Movie Review by Debbie Winkler
Starring: Tommy Lee Jones, Anne Heche, Don Cheadle, Gaby Hoffmann, Keith David
Director: Mick Jackson
Release Date: 25 April 1997
Length: 104 minutes
Movie Rating: PG-13
View Format: TV
My Rating: 3/5 stars
“Earthquakes look like child’s play compared with what Mother Nature is throwing at Tinseltown this time. A volcano erupts and threatens to engulf downtown Los Angeles. But fear not: Tommy Lee Jones is in ass-kicking, “Listen up, people!” mode as he and scientist Anne Heche make sure the volcano thinks twice before it blows its top on the City of Angels.” — Netflix.com
This movie is fairly typical disaster-movie fare, but there were a few standout scenes that elevated it to something decent to watch on TV. Tommy Lee Jones plays the character he always plays – Tommy Lee Jones – and delivers his lines in a stoic, monotone fashion. Yet you just love that he tells you outrageous things with a straight face and you somehow feel comfortable with him in charge. He is nothing special in this role, but he helps carry the movie through. I am not a huge fan of Anne Heche, mainly because I cannot believe her in any romantic scenes with the lead men, but she was okay. I did not quite buy her as a brilliant scientist, but I have seen worse. The real standouts in this movie for me were some of the supporting actors. I don’t know who they are, but the director helped pad the movie, slow the pace, make the movie more interesting and personal by featuring a few individuals. I think that we lose sight of how many everyday heroes there are around us when something huge happens in our areas, like a volcano erupting. Firemen were the first on the scene and many of them gave their lives to try and save others. A public works employee sacrificed himself to save a stranger on the subway. National Guard soldiers helped out in the hospital and moved as many victims as possible to try and keep the death toll down. These are normal people with families and friends who love them and they will be missed. Most of them will never get any recognition after they die, but they will always be remembered by those who knew them as a great example and a true hero. This made the movie into something worth watching, in my opinion, instead of just disaster-riddled movie.

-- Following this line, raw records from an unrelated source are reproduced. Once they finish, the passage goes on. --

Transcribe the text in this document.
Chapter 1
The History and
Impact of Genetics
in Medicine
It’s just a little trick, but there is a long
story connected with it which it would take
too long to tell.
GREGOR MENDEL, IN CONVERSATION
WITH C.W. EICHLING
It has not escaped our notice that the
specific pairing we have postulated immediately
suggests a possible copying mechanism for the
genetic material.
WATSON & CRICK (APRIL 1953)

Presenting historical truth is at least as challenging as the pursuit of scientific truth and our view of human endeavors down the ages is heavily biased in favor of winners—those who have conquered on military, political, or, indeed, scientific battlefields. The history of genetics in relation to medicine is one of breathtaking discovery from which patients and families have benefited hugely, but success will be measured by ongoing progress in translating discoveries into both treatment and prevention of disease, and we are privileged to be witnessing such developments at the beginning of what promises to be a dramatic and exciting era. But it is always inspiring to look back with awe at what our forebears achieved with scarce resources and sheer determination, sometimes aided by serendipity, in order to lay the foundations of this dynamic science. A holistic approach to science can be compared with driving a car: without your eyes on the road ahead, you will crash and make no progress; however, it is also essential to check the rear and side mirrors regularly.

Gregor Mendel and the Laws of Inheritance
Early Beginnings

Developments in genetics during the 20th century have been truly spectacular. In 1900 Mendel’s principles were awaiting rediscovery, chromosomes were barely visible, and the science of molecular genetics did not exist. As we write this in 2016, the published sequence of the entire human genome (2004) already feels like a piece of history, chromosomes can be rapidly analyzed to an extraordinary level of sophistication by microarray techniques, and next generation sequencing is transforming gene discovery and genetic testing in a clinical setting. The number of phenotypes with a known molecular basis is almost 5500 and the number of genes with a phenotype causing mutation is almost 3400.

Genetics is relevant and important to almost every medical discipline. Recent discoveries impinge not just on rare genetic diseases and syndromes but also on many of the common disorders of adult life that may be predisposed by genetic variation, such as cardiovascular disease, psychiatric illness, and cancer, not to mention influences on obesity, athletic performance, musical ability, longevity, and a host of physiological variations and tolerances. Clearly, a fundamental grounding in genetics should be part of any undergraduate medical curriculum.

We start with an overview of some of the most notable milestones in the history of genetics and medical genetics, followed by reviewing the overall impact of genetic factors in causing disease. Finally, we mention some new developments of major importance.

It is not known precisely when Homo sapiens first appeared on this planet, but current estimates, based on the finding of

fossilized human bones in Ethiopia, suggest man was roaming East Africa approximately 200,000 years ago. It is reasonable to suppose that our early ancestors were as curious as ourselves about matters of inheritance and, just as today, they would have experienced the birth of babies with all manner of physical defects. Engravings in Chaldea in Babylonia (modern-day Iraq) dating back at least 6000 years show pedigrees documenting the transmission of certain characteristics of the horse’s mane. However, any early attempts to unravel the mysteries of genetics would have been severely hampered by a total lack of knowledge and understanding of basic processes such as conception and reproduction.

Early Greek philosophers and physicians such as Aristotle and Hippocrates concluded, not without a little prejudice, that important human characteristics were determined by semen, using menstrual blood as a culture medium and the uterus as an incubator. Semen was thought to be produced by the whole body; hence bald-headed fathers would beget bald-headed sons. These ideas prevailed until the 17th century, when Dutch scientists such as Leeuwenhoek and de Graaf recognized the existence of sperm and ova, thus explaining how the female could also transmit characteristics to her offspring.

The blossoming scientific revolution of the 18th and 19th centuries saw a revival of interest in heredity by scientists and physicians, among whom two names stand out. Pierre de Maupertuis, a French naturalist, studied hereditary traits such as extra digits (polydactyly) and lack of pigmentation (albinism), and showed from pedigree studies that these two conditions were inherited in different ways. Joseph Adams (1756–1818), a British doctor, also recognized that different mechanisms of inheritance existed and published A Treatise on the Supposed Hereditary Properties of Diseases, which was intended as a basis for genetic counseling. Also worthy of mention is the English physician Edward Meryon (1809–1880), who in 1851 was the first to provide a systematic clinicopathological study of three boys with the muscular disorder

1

The special effects are pretty good, but a bit repetitive. There are only so many ways to make slow-moving lava look interesting and threatening. Of course, there is really no easy way to evacuate a city as densely populated as Los Angeles, but I love that they didn’t even try to start moving people out. Dude, if we ever get an evacuation notice regarding some huge natural disaster, I am out! I will go wherever you tell me to go where I am going to be safe. I am not going to be one of those stubborn people like those in Louisiana who stayed in their houses when Hurricane Katrina hit because these hurricanes are never as serious as they make them say. No. I am not that brave and I will leave and then come back when they say it is safe. I want them to tell me to leave. I did not find this part of the movie very believable (because, of course, the rest of it is so realistic – not!) as I feel like the first thing the city powers-that-be would do is to start an evacuation.
Anyway, I caught this movie on TV and it was fairly entertaining. I don’t think that there was anything that special about this movie so it is easy to skip it, but I thought it was decent. If you see it come up on TV then you can pull it up for a decent nights-in entertainment, but you don’t need to go out of your way to catch it.

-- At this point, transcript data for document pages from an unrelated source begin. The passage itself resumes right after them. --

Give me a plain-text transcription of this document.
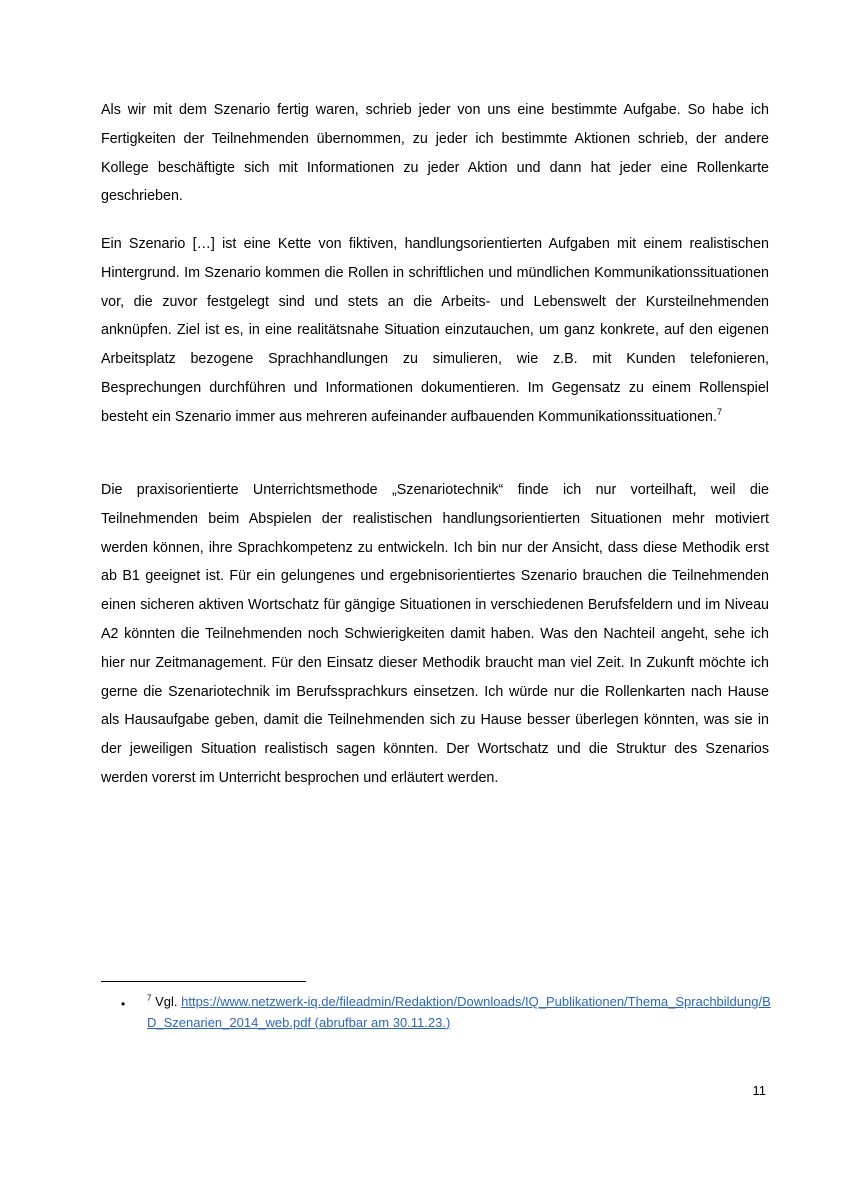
Als wir mit dem Szenario fertig waren, schrieb jeder von uns eine bestimmte Aufgabe. So habe ich Fertigkeiten der Teilnehmenden übernommen, zu jeder ich bestimmte Aktionen schrieb, der andere Kollege beschäftigte sich mit Informationen zu jeder Aktion und dann hat jeder eine Rollenkarte geschrieben.

Ein Szenario […] ist eine Kette von fiktiven, handlungsorientierten Aufgaben mit einem realistischen Hintergrund. Im Szenario kommen die Rollen in schriftlichen und mündlichen Kommunikationssituationen vor, die zuvor festgelegt sind und stets an die Arbeits- und Lebenswelt der Kursteilnehmenden anknüpfen. Ziel ist es, in eine realitätsnahe Situation einzutauchen, um ganz konkrete, auf den eigenen Arbeitsplatz bezogene Sprachhandlungen zu simulieren, wie z.B. mit Kunden telefonieren, Besprechungen durchführen und Informationen dokumentieren. Im Gegensatz zu einem Rollenspiel besteht ein Szenario immer aus mehreren aufeinander aufbauenden Kommunikationssituationen.$^7$

Die praxisorientierte Unterrichtsmethode „Szenariotechnik“ finde ich nur vorteilhaft, weil die Teilnehmenden beim Abspielen der realistischen handlungsorientierten Situationen mehr motiviert werden können, ihre Sprachkompetenz zu entwickeln. Ich bin nur der Ansicht, dass diese Methodik erst ab B1 geeignet ist. Für ein gelungenes und ergebnisorientiertes Szenario brauchen die Teilnehmenden einen sicheren aktiven Wortschatz für gängige Situationen in verschiedenen Berufsfeldern und im Niveau A2 könnten die Teilnehmenden noch Schwierigkeiten damit haben. Was den Nachteil angeht, sehe ich hier nur Zeitmanagement. Für den Einsatz dieser Methodik braucht man viel Zeit. In Zukunft möchte ich gerne die Szenariotechnik im Berufssprachkurs einsetzen. Ich würde nur die Rollenkarten nach Hause als Hausaufgabe geben, damit die Teilnehmenden sich zu Hause besser überlegen könnten, was sie in der jeweiligen Situation realistisch sagen könnten. Der Wortschatz und die Struktur des Szenarios werden vorerst im Unterricht besprochen und erläutert werden.

•	$^7$ Vgl. https://www.netzwerk-iq.de/fileadmin/Redaktion/Downloads/IQ_Publikationen/Thema_Sprachbildung/BD_Szenarien_2014_web.pdf (abrufbar am 30.11.23.)
11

This movie features a lot of death, dying and suffering. Some of the deaths involve screaming, body parts combusting and sounded really painful. It was a little bit more detail than I was looking for so just keep in mind there are some intense scenes that are not appropriate for young children. I am not sure how bad the language is, as it was edited out on TV, but the movie has a PG-13 rating so it cannot be that bad. Recommended for ages 10 and up.